Last edited: May 8, 2012
2. ### #12 Expert

Nov 30, 2010
18,076
9,678
Your definition of resistivity doesn't make sense to me. 5 E-7 m whats? Milliohms per meter^3?

3. ### fan_boy17 Thread Starter New Member

Apr 17, 2012
12
0
the resistivity is 5x10^-7 ohm per meter

4. ### WBahn Moderator

Mar 31, 2012
23,856
7,382
I would be highly, highly surprised at this. While Ω/m might be used to describe the resistance of wires made of this stuff, it won't be much of a heater if a meter of the stuff only has half a microohm of resistance.

It is much, much more likely that the bulk resistivity of the material is (5E-7)Ωm, which, by the way, is how you obviously used it to come up with 5Ω for each of the 8 lines to yield 0.625Ω overall.

Yes, the current drawn from the batter would then be I = V/R = 12V/0.625Ω = 19.2A.

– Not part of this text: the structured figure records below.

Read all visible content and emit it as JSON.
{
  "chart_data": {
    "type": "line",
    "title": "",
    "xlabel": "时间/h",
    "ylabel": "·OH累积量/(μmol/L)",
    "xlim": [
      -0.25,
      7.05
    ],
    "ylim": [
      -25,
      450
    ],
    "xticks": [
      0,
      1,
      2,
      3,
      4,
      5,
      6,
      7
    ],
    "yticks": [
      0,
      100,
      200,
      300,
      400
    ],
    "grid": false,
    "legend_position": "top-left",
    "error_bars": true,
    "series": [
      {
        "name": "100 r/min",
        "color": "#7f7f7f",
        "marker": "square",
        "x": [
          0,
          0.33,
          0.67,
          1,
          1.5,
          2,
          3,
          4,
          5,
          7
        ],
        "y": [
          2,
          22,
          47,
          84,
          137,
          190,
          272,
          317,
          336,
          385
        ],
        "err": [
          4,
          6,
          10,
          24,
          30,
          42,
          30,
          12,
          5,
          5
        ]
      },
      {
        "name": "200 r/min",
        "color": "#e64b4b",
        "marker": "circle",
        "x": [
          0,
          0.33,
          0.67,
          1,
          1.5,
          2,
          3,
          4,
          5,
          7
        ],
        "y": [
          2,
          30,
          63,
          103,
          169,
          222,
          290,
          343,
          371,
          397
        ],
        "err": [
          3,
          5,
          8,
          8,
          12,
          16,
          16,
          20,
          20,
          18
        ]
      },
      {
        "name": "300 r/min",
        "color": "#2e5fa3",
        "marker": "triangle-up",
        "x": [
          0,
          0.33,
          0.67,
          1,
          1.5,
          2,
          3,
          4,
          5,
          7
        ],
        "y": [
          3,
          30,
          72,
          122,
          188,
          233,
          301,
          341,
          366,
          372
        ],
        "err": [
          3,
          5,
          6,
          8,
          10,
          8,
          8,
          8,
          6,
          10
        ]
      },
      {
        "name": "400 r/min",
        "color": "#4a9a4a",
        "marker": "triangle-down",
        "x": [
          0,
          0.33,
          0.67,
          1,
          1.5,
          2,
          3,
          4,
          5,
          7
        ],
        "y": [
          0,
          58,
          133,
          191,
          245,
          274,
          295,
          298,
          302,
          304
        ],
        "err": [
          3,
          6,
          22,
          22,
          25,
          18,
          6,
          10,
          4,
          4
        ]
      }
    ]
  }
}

Do you want the engineer that is designing the electrical system in your car to be lucky, or thorough and competent?

5. ### JoeJester AAC Fanatic!

Apr 26, 2005
4,018
1,772
did you forget the length of the wires were 1.2 meters and if you assumed the resistivity was 5 ohms per meter, you need to account for that other 0.2 meters in your calculation. Eight 1.2 meter pieces in parallel is not 0.625 ohms as you have calculated. Eight 1 meter pieces in parallel is the 0.625 ohms that you have calculated.

6. ### WBahn Moderator

Mar 31, 2012
23,856
7,382
Who's assuming 5Ω/m?

The choices are a resistivity of 5E-7Ωm, or a "resistivity" of 5E-7Ω/m. The problem states that the given resistivity is a property of the material and bulk resistivity has units of resistance times length. The second "resistivity" would be a property not only of the material, but also of the shape of the material and is more properly referred to as "length resistance" or "wire resistance".

For a rectangular resistor that is WxTxL (connected on the two WxT ends) and bulk resistivity rho, the resistance is:

$
R = \rho \frac{L}{WT}
$

So, in this case, the resistance of each filament is:

$
R = 5 \times 10^{-7} \Omega m \frac{1.2m}{(1.2mm)(0.1mm)}
R = 5 \times 10^{-7} \Omega m \left(\frac{1.2m}{(1.2mm)(0.1mm)}\right)\left( \frac{10^3mm}{1m}\right)\left( \frac{10^3mm}{1m}\right)
R = \frac{(5)(10^{-7})(1.2)(10^3)(10^3)}{(1.2)(0.1)}\Omega \ = 5\Omega
$